There's a fundamental question that needs to be decided. A lot of people seem to think this question has been settled, but based on what I've read and heard in the 7 and a half years since I moved here and started really paying attention, I'm not so sure it is.
That question is, Do we build another estuary crossing to Oakland?
However we answer that, all other considerations follow from it. If the answer is yes, then we need to determine the practical strategies for getting one built. If the answer is no, then we have to accept the drastic limits this puts on the commercial and industrial development of the Point.
The Webster Tunnel approach has been greatly improved and is much more efficient than it was when the base was still open; it can support a fairly substantial increase in traffic volume, but it has its limits. (And this ignores the mess on the Oakland end.) Thus, that outlet can support some healthy development in the immediate area, like Alameda Landing, Atlantic Avenue or the West End, generally, but it's just too far away from the Point. It's really as simple as that. And an additional crossing there, rather than alleviate pressure, would make it even worse.
If I were king of the forest, I might put a ferry at the mouth of the inner harbor, running between a spot down Panoramic, past the ferry terminal, across to the shipping terminal this side of Middle Harbor Road, with some kind of connection to the freeway.

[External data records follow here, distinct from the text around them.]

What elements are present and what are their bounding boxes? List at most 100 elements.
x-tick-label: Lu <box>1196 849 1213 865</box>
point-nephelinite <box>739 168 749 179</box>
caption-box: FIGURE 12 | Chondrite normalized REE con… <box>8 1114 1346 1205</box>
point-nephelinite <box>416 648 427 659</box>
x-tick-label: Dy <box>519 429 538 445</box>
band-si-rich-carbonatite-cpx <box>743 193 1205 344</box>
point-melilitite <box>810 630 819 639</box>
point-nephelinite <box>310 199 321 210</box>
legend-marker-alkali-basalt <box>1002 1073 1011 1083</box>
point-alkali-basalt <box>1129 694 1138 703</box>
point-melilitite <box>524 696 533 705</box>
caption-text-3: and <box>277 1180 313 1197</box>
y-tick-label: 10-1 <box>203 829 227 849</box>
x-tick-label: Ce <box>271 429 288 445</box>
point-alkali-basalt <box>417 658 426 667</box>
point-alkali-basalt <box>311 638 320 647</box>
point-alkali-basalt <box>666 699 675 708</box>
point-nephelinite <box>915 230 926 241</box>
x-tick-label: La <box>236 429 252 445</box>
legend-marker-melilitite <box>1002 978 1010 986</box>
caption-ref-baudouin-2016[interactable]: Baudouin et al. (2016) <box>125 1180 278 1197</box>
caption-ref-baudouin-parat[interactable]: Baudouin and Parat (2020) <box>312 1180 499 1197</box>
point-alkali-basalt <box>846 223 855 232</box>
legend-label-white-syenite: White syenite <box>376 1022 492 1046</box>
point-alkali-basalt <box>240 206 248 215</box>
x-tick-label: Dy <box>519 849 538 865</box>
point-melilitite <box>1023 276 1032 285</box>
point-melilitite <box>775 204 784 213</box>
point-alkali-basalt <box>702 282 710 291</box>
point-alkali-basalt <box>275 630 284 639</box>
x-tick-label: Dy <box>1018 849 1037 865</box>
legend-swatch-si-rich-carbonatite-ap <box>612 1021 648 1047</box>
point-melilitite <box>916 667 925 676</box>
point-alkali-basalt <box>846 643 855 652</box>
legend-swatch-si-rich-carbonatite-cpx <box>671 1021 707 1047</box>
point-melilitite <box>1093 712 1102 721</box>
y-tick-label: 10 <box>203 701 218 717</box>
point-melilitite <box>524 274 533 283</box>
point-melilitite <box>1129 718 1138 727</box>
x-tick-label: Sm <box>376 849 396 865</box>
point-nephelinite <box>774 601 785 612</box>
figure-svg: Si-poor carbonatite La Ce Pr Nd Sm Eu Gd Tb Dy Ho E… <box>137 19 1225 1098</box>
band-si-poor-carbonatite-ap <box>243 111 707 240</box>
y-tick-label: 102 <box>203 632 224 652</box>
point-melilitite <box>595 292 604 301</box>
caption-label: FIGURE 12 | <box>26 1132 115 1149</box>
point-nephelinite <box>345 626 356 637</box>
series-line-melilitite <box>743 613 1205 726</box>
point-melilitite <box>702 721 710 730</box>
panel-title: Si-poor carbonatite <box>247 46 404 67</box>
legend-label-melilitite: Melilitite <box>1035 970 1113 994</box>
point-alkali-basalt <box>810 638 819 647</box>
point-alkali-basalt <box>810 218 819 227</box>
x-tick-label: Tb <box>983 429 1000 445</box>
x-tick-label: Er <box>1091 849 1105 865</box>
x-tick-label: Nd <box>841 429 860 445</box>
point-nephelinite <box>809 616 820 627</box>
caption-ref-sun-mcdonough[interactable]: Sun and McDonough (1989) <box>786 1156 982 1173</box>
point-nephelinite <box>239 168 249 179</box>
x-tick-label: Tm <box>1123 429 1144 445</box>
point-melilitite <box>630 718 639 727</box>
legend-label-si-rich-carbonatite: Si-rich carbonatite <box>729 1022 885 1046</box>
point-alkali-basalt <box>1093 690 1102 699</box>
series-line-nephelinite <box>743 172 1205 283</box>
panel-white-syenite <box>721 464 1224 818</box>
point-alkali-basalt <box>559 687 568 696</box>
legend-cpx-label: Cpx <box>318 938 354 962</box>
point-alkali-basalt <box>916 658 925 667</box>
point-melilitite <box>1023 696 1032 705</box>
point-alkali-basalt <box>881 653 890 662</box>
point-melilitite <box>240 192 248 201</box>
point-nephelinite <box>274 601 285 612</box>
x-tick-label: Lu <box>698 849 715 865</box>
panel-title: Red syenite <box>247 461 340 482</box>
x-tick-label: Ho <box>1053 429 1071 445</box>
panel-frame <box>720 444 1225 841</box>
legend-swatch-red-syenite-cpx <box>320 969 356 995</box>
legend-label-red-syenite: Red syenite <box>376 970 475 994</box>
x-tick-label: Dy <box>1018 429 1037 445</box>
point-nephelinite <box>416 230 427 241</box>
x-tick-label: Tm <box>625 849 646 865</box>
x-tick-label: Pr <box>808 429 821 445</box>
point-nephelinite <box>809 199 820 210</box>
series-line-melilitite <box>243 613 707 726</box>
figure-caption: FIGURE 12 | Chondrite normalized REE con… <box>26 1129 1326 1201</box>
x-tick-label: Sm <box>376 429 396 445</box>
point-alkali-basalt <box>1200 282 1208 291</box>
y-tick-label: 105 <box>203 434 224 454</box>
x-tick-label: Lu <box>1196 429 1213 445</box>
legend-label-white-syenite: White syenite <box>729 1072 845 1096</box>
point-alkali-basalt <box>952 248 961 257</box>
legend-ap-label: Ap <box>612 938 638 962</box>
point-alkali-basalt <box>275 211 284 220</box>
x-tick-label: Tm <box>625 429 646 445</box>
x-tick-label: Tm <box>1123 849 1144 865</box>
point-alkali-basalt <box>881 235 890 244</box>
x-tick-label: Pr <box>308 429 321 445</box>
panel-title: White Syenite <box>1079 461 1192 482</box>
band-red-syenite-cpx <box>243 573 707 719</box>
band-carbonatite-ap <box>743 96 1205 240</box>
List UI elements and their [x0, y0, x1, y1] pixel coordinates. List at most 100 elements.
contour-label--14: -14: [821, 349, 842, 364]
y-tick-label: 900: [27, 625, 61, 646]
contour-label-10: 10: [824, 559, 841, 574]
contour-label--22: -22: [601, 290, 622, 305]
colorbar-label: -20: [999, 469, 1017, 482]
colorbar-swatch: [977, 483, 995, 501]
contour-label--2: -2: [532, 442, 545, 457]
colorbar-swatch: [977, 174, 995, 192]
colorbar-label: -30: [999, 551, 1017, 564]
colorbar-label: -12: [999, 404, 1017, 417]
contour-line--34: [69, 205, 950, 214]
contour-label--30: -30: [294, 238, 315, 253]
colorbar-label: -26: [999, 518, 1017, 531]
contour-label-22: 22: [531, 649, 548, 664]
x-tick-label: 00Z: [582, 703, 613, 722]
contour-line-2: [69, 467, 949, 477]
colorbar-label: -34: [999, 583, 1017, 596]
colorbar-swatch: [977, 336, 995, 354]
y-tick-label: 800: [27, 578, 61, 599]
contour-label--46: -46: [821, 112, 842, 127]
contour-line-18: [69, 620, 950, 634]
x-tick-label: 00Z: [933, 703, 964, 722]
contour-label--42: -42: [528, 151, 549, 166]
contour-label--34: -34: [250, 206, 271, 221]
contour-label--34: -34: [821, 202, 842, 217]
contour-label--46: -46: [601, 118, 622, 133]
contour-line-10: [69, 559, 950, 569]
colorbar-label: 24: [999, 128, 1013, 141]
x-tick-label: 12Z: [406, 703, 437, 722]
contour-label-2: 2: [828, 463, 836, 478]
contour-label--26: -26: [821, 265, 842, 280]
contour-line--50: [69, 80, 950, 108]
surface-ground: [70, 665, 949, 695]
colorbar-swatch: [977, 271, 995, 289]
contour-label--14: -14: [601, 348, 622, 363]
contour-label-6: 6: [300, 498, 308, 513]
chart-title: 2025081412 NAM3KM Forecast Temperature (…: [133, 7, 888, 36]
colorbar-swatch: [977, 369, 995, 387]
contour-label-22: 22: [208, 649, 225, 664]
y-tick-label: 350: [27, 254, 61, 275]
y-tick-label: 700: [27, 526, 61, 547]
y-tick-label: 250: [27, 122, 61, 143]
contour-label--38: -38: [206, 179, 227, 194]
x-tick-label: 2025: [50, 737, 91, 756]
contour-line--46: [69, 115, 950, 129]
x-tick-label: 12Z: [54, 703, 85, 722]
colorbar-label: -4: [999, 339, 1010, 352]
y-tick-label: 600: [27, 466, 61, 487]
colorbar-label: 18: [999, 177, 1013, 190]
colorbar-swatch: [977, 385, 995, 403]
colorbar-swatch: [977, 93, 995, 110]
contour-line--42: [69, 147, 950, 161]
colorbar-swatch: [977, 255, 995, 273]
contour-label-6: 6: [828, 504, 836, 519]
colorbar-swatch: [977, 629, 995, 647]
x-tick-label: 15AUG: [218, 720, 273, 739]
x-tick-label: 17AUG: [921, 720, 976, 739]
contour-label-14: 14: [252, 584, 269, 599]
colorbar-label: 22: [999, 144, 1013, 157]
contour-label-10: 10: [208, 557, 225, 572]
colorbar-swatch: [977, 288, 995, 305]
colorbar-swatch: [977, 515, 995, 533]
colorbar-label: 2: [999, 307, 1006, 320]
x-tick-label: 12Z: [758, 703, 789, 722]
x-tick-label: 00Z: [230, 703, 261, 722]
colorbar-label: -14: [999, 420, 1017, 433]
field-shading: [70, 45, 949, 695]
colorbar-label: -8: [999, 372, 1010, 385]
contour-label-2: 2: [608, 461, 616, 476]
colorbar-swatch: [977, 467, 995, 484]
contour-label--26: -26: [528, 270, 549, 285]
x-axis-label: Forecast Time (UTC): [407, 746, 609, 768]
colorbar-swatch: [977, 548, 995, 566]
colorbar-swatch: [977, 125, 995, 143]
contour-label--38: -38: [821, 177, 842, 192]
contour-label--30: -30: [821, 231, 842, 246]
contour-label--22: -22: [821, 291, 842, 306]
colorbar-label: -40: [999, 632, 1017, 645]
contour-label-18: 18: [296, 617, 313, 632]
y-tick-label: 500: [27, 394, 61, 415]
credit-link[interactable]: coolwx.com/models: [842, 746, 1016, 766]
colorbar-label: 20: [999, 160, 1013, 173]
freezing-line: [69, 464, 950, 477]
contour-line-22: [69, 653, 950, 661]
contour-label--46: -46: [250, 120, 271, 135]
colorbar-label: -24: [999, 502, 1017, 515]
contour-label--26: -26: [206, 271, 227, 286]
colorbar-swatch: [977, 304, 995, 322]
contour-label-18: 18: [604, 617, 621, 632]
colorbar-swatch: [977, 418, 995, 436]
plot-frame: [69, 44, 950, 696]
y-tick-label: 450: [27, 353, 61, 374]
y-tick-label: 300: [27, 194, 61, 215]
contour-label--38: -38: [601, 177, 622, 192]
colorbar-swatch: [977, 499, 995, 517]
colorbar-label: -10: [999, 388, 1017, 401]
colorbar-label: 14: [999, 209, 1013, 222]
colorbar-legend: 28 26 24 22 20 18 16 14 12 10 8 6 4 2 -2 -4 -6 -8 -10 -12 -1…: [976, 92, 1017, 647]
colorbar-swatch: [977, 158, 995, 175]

It would be for vehicles only (nowhere for pedestrians to go on the Oakland side), and one of those ferries that goes back-and-forth without turning around — slow but large. This would allow commercial access and development without putting excessive additional pressure on the main island — much the role Doolittle Drive has in respect to Bay Farm.
Since it would be dominated by commercial traffic, it could justify tolls high enough to avoid large subsidies. The probable outcome would be development much like Bay Farm (or Harbor Bay, or whatever we call it) with Atlantic Avenue playing the role of the Bay Farm Island Bridge. It might be possible to improve the Point's southwest corner to allow for commercial water traffic, although probably not a significant amount.
But the obstacles to managing something like that, or any additional crossing, seem insurmountable. Besides the costs in dollars, and the engineering challenges of which I am undoubtedly unaware, the political prospect of trying to get all the involved parties (Oakland, the County, the Coast Guard, Caltrans, just for starters) to go along with the idea is so horrible I understand Rob Zombie is making a movie about it. I think it's probably, as we used to say in the government, not practicable at this time.
So the facts on the ground, as the cliche goes, would seem to favor the small-development argument. This means reclaiming most of the landing-strip area, converting much of it into park, and putting much stricter limits on the scope and kind of industry. It means less centralized geographical organization, with smaller commercial facilities alternating with and combined with smaller residential areas with some kind of subsidized small-scale transportation system (jitneys or something) — including for commercial transport, and seriously restricting internal-combustion engines. The areas near the gates could be set up to act like an airlock; people could leave their cars there and switch to smaller electric vehicles; there could be places for bicycle storage.
We could do that, if we want. We could make a little Ecotopia that those hippies in Berkeley and Santa Cruz would drool over. But without providing for an additional, properly-placed, estuary crossing, we have to give up on the idea of any Harbor-Bay-Farm-type development (like the Lab) — which means we have to give it up. I think some of us are reluctant to do that.
These alternatives seem mutually exclusive, and to a large extent I would agree that they are. But the in-between proposals all seem to combine the worst of both, increasing traffic and scale just enough to be troublesome but not enough to be economically viable. (That's how South Florida got the way it is.) I don't think that approach will work — nor do most of us, apparently, since we've apparently rejected it at least once.
Personally, I don't emotionally favor one alternative or the other; I don't really have an ideological agenda in this regard, although I will admit that the idea of a 21st Century urban community appeals to me.